Beslist wordt als volgt.
4. Beslissing
De voorzieningenrechter
Ten aanzien van de hoofdzaak:
verklaart het beroep gegrond;
vernietigt het bestreden besluit;
bepaalt dat verweerder een nieuw besluit op bezwaar dient te nemen, met inachtneming van deze uitspraak;
schorst het besluit van 17 februari 2005, zulks tot zes weken na verzending van het (nieuwe) besluit op bezwaar;
veroordeelt verweerder in de proceskosten van verzoeker ten bedrage van € 644 en wijst de Stichting CBR aan als de rechtspersoon die deze kosten moet vergoeden;
bepaalt voorts dat de Stichting CBR aan verzoeker het door hem betaalde griffierecht ad € 138 vergoedt.
Ten aanzien van het verzoek om voorlopige voorziening:
wijst het verzoek af;
bepaalt dat de Stichting CBR het door verzoeker betaalde griffierecht ad € 138 aan hem vergoedt.
Aldus gegeven door mr. H.A.W. Snijders, voorzieningenrechter, in tegenwoordigheid van mr. J.W.M. Litjens, griffier, en in het openbaar uitgesproken op 26 juli 2005.

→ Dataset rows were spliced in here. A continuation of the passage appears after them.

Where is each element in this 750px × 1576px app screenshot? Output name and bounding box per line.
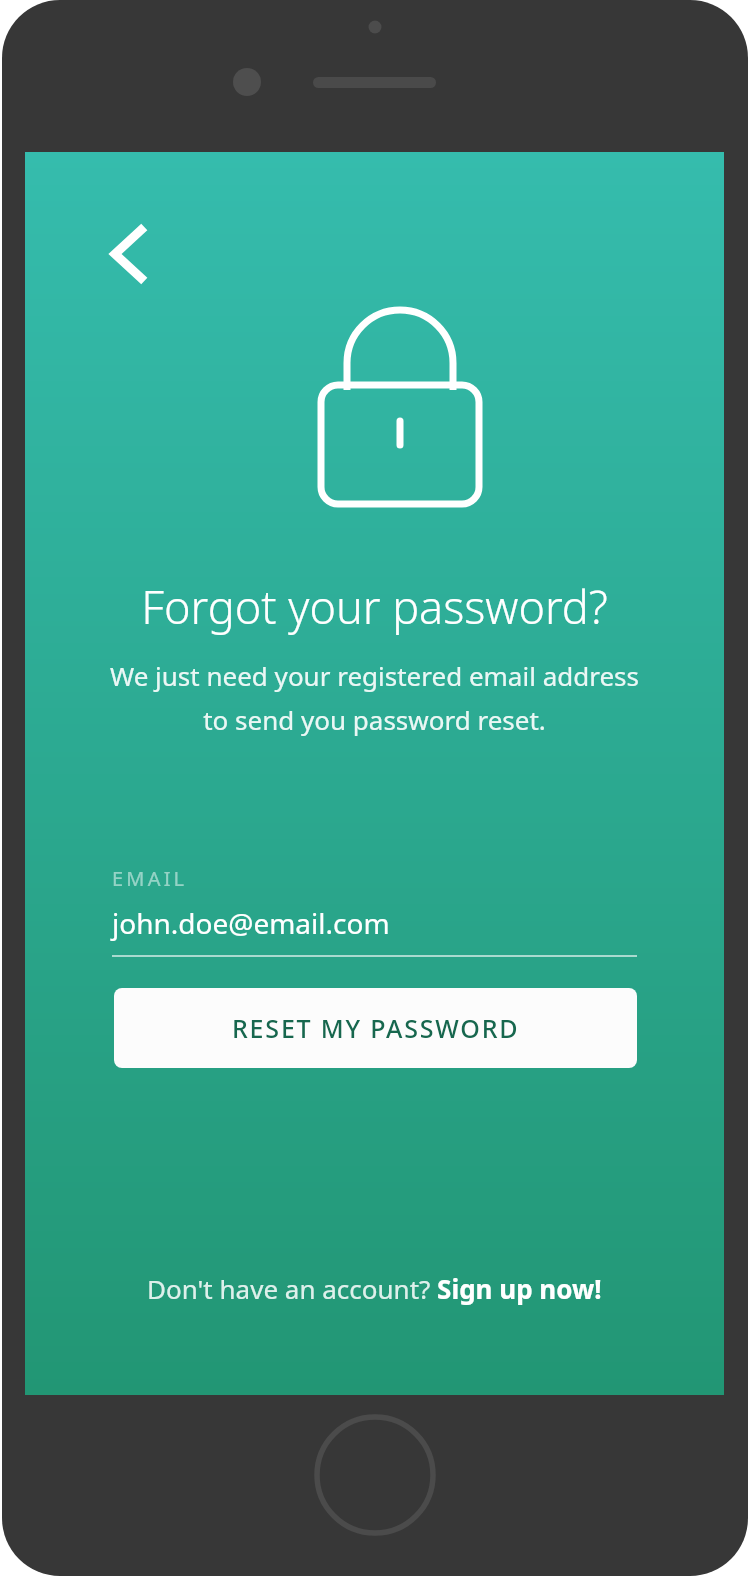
staticText: Don't have an account? Sign up now! <box>147 1271 602 1306</box>
staticText: We just need your registered email addre… <box>65 658 684 738</box>
button[interactable]: RESET MY PASSWORD <box>114 988 637 1068</box>
staticText: EMAIL <box>112 865 188 892</box>
staticText: john.doe@email.com <box>112 904 390 942</box>
staticText: Forgot your password? <box>25 576 724 637</box>
button[interactable]: Back <box>97 202 185 290</box>
button[interactable]: john.doe@email.com <box>112 897 637 957</box>
button[interactable]: Don't have an account? Sign up now! <box>25 1260 724 1316</box>
staticText: RESET MY PASSWORD <box>232 1011 520 1045</box>
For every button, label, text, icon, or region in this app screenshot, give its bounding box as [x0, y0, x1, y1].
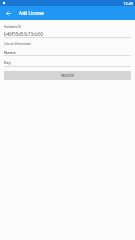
staticText: Course Information	[4, 42, 32, 46]
staticText: b46f55d53c73cb00	[4, 31, 43, 37]
staticText: Key	[4, 60, 12, 66]
staticText: Add License	[19, 10, 45, 16]
staticText: REGISTER	[61, 74, 74, 78]
button[interactable]: REGISTER	[4, 71, 131, 80]
staticText: Name	[4, 50, 16, 56]
staticText: 12:45	[123, 1, 134, 6]
button[interactable]: Back	[1, 6, 15, 20]
staticText: Hardware ID	[4, 25, 22, 29]
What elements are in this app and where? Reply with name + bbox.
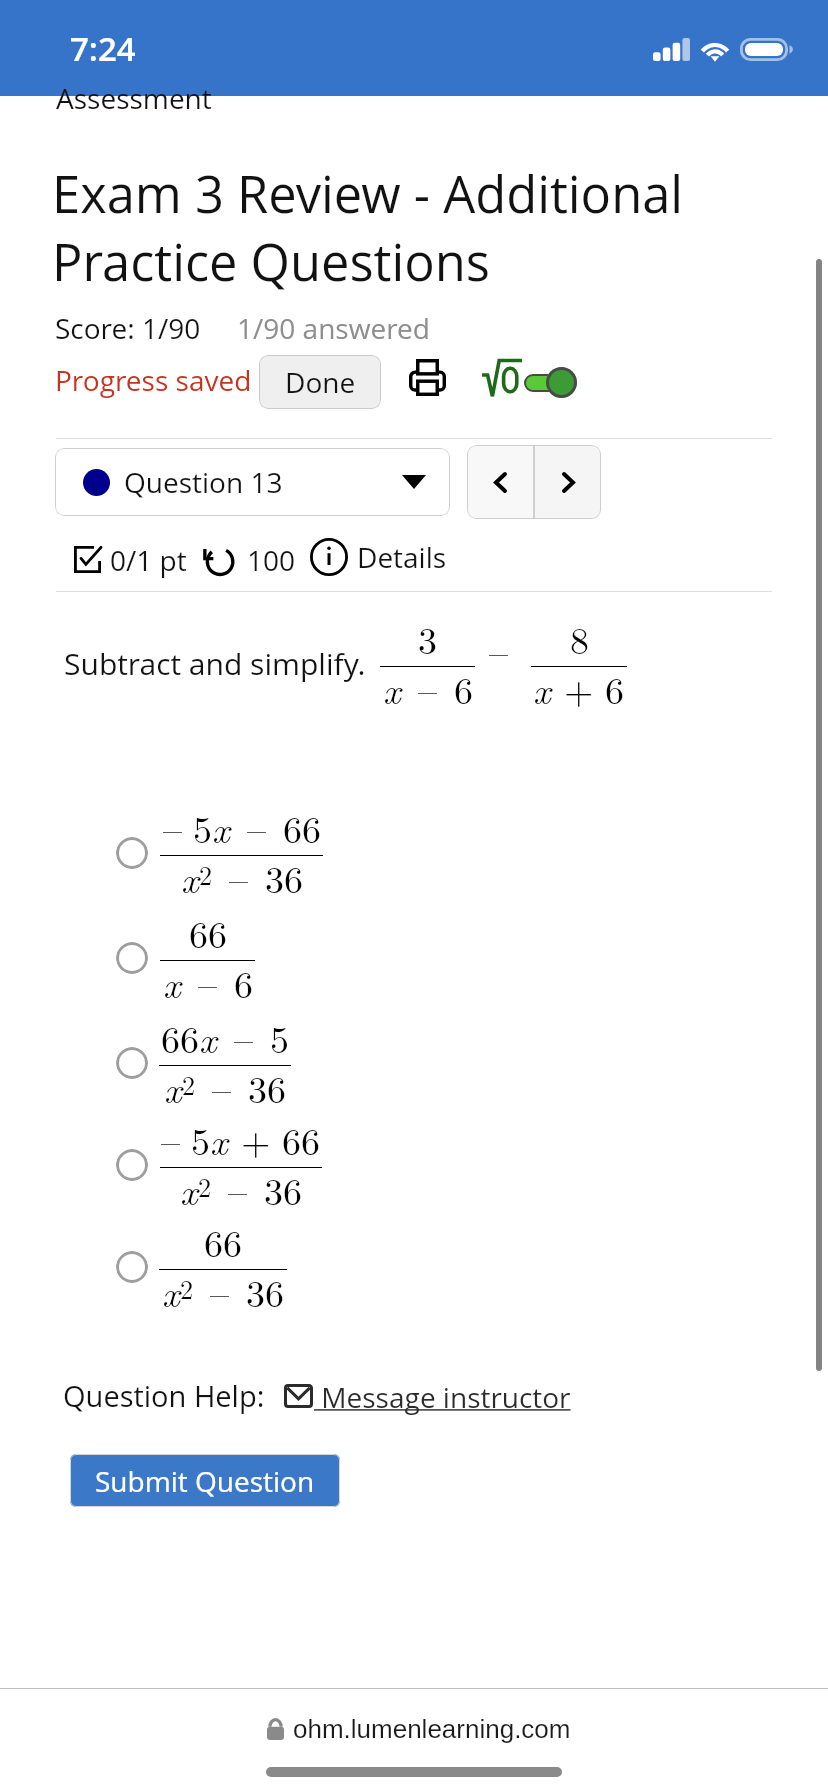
button[interactable]: Answer choice xyxy=(116,1251,148,1283)
staticText: Practice Questions xyxy=(52,227,490,296)
staticText: Subtract and simplify. xyxy=(64,643,366,684)
staticText: – xyxy=(210,1264,230,1318)
staticText: x xyxy=(162,1264,180,1318)
button[interactable]: Answer choice xyxy=(116,1149,148,1181)
button[interactable]: Next question xyxy=(535,445,601,519)
staticText: – xyxy=(489,623,509,677)
staticText: Details xyxy=(357,538,447,576)
button[interactable]: Toggle math view xyxy=(482,359,578,399)
staticText: x xyxy=(199,1010,217,1064)
staticText: 3 xyxy=(418,611,438,665)
staticText: – xyxy=(234,1010,254,1064)
staticText: – xyxy=(247,800,267,854)
staticText: 6 xyxy=(234,955,254,1009)
staticText: 5 xyxy=(193,800,213,854)
staticText: 2 xyxy=(182,1065,196,1102)
staticText: + xyxy=(241,1112,271,1166)
staticText: x xyxy=(212,800,230,854)
button[interactable]: Question 13 xyxy=(55,448,450,516)
staticText: 66 xyxy=(204,1214,243,1268)
button[interactable]: Previous question xyxy=(467,445,533,519)
staticText: x xyxy=(164,1060,182,1114)
staticText: 2 xyxy=(198,1167,212,1204)
staticText: 2 xyxy=(180,1269,194,1306)
staticText: 36 xyxy=(265,850,304,904)
staticText: Progress saved xyxy=(55,361,252,399)
staticText: x xyxy=(383,661,401,715)
staticText: 66 xyxy=(283,800,322,854)
staticText: Exam 3 Review - Additional xyxy=(52,159,684,228)
button[interactable]: Answer choice xyxy=(116,837,148,869)
staticText: Submit Question xyxy=(95,1462,315,1500)
staticText: 5 xyxy=(191,1112,211,1166)
staticText: 5 xyxy=(270,1010,290,1064)
staticText: 36 xyxy=(264,1162,303,1216)
button[interactable]: Details xyxy=(310,538,447,576)
staticText: x xyxy=(180,1162,198,1216)
staticText: 100 xyxy=(247,541,296,579)
button[interactable]: Print xyxy=(409,359,446,396)
staticText: 7:24 xyxy=(70,26,136,71)
staticText: 2 xyxy=(199,855,213,892)
staticText: 66 xyxy=(189,905,228,959)
staticText: – xyxy=(212,1060,232,1114)
staticText: – xyxy=(229,850,249,904)
staticText: – xyxy=(418,661,438,715)
staticText: – xyxy=(163,800,183,854)
staticText: ohm.lumenlearning.com xyxy=(293,1714,571,1743)
staticText: 6 xyxy=(454,661,474,715)
button[interactable]: Answer choice xyxy=(116,1047,148,1079)
staticText: 0/1 pt xyxy=(110,541,187,579)
staticText: 66 xyxy=(282,1112,321,1166)
button[interactable]: Message instructor xyxy=(284,1384,573,1424)
staticText: x xyxy=(210,1112,228,1166)
staticText: Question 13 xyxy=(124,463,283,501)
staticText: 6 xyxy=(605,661,625,715)
staticText: Message instructor xyxy=(314,1378,571,1416)
staticText: Question Help: xyxy=(63,1376,265,1415)
button[interactable]: Answer choice xyxy=(116,942,148,974)
staticText: – xyxy=(161,1112,181,1166)
button[interactable]: Done xyxy=(259,355,381,409)
staticText: Assessment xyxy=(56,79,212,117)
staticText: 1/90 answered xyxy=(237,309,430,347)
staticText: x xyxy=(533,661,551,715)
staticText: Score: 1/90 xyxy=(55,309,201,347)
staticText: – xyxy=(198,955,218,1009)
button[interactable]: Submit Question xyxy=(70,1454,340,1507)
staticText: + xyxy=(564,661,594,715)
staticText: 36 xyxy=(248,1060,287,1114)
staticText: 36 xyxy=(246,1264,285,1318)
staticText: 66 xyxy=(161,1010,200,1064)
staticText: Done xyxy=(285,363,356,401)
staticText: x xyxy=(163,955,181,1009)
staticText: – xyxy=(228,1162,248,1216)
staticText: 8 xyxy=(570,611,590,665)
staticText: x xyxy=(181,850,199,904)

De griffier, De voorzieningenrechter,
Tegen deze uitspraak staat voor belanghebbenden, behoudens het bepaalde in artikel 6:24 juncto 6:13 van de Awb, binnen zes weken na de dag van verzending hiervan, hoger beroep open bij de Afdeling bestuursrechtspraak van de Raad van State, Postbus 20019, 2500 EA 's Gravenhage.
Hoger beroep staat niet open voor zover is beslist op het verzoek om voorlopige voorziening.